The scope of these policies can be modeled using the Impacts references from each Requirement of the policy to the components that have to comply. For example, people managers in the organization may be responsible for compliance with the “Employee Training and Awareness” Requirement. Those that are Assigned To a relevant Role in the organization can be connected to the policy Requirement with an Impacts reference link (see How to use Roles in Ardoq for more information about the Role component type).

Other Policy Requirements might similarly impact Organizational Units, Processes or Applications. See Process Playbook: How to Automate Application Ownership for more information on how to implement automated processes in Ardoq.

Architecture Guiding Principles are often adopted by enterprise architecture teams with a view to inform and support the way in which an organization sets about fulfilling its mission.

“They reflect a level of consensus across the enterprise, and embody the spirit

and thinking of existing enterprise principles. Architecture Principles govern the

architecture process, affecting the development, maintenance, and use of the

Enterprise Architecture.”

Having a representation of your Architecture Guiding Principles in Ardoq enables you to link individual principles to other assets in your model. For example, you can indicate assets that are impacted by principles, recording in a Field on the reference whether the asset is compliant or not. Failure to comply with a Principle is considered by some organizations to be evidence of Technical Debt: perhaps compliance with the principle was deferred in the rush to deploy a new solution. The debt needs to be acknowledged, recorded and, eventually, remedied via an Initiative. This can be modeled with the creation of a Tech Debt Item that has an Impacts reference to the Requirement component that represents the transgressed Principle. The example below shows an application, Guidewire BillingCenter, that is impacted by a Tech Debt Item that fails to comply with the Business Continuity Business Principle.

Standards and Frameworks

Another common way to classify technical debt is to use a quality model, such as ISO 25010, the product quality model from the Systems and software Quality Requirements and Evaluation series of standards (SQuaRE). Like the Policies and Principles shown above, this is easy to model in Ardoq using the same approach:

Note that you need to license ISO 25010 to use the model in your organization.

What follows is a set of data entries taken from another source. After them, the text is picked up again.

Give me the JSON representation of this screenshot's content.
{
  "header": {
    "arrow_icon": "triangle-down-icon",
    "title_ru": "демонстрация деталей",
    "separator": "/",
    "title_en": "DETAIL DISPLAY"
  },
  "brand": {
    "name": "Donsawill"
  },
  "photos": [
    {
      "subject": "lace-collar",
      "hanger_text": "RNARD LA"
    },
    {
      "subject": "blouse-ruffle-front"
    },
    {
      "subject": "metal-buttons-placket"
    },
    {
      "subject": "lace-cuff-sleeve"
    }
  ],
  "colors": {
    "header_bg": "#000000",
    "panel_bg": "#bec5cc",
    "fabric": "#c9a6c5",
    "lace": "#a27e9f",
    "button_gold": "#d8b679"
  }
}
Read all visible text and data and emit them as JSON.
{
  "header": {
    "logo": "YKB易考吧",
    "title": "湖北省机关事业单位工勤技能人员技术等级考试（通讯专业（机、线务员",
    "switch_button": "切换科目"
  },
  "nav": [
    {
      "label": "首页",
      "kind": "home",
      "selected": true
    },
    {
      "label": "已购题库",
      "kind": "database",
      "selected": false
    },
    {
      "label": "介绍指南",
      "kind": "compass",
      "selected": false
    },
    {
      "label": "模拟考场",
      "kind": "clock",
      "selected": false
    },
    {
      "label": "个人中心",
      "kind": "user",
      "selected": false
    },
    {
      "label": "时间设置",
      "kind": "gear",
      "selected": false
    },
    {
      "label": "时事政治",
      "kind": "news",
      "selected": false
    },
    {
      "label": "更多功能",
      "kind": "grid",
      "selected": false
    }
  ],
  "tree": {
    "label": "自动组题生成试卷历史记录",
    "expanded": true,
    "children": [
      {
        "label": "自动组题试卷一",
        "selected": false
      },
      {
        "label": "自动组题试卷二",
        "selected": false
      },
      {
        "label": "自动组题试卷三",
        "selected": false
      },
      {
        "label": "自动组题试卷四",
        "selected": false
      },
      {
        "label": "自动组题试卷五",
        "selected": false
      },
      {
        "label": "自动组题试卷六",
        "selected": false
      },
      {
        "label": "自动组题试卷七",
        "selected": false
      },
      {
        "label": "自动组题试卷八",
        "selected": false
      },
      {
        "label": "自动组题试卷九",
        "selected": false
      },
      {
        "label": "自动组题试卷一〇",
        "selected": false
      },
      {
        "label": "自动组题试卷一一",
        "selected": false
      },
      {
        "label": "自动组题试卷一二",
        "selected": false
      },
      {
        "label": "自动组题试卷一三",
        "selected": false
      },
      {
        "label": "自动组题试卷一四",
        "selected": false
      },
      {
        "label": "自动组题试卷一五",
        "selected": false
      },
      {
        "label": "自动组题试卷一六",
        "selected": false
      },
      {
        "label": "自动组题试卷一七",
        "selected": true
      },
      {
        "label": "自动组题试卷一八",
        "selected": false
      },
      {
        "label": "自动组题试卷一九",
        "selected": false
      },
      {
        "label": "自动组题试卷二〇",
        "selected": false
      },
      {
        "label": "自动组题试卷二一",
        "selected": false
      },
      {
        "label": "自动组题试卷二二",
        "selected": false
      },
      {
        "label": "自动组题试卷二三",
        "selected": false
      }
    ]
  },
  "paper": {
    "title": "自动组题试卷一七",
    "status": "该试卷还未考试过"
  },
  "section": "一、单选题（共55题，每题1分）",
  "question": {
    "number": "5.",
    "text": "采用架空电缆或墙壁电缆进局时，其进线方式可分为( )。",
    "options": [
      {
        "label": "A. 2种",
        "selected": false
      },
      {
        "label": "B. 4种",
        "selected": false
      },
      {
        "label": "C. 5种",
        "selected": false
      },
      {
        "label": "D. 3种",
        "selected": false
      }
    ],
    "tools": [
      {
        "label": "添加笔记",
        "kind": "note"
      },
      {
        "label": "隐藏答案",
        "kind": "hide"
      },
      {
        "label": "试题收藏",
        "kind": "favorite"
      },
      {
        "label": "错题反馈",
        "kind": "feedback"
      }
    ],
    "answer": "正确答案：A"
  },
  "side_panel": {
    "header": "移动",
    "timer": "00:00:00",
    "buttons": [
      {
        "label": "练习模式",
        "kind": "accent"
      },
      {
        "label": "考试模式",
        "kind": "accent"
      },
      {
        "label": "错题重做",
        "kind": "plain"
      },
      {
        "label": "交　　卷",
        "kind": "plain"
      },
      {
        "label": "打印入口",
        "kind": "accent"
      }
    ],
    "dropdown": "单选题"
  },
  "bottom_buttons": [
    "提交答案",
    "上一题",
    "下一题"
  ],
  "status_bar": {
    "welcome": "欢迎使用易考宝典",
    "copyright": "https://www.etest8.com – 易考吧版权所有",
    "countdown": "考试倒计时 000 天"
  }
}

Classifying technical debt according to a quality model is among the recommendations in the Gartner article “How to Prioritize and Sell Technical Debt Remediation”.

A widely used international standard is the NIST Cybersecurity Framework:

In the Application Risk Management Use Case, we show how you can track your implementation of a framework, such as the NIST Cybersecurity Framework, and demonstrate its successful adoption. Each Framework Requirement that you intend to implement will have an Is Realized By reference to one or more Control component that represents the control or controls you plan to implement to satisfy the Requirement. The Control components will, in turn, have Deploys To references to the Applications against which they have been deployed, each with a Live Start Date to record when the Control became, or is planned to become, operational with that Application. There may also be an Initiative component linked to the Control, representing the effort to implement the Control in the organization. With this model, you can track and visualize your progress towards implementing a Standard or Framework, and record which assets in your estate comply (or will comply) with the Standard’s requirements.

Summary

This article has shown you how to represent Policies, Frameworks, Standards and Principles in Ardoq. Both internal and external documents can be represented in this way. Modeling them in Ardoq and connecting them to other architectural assets enables you to visualize and report on their impact on your organization, record your organization’s compliance with their requirements, identify any gaps and track your progress when implementing them.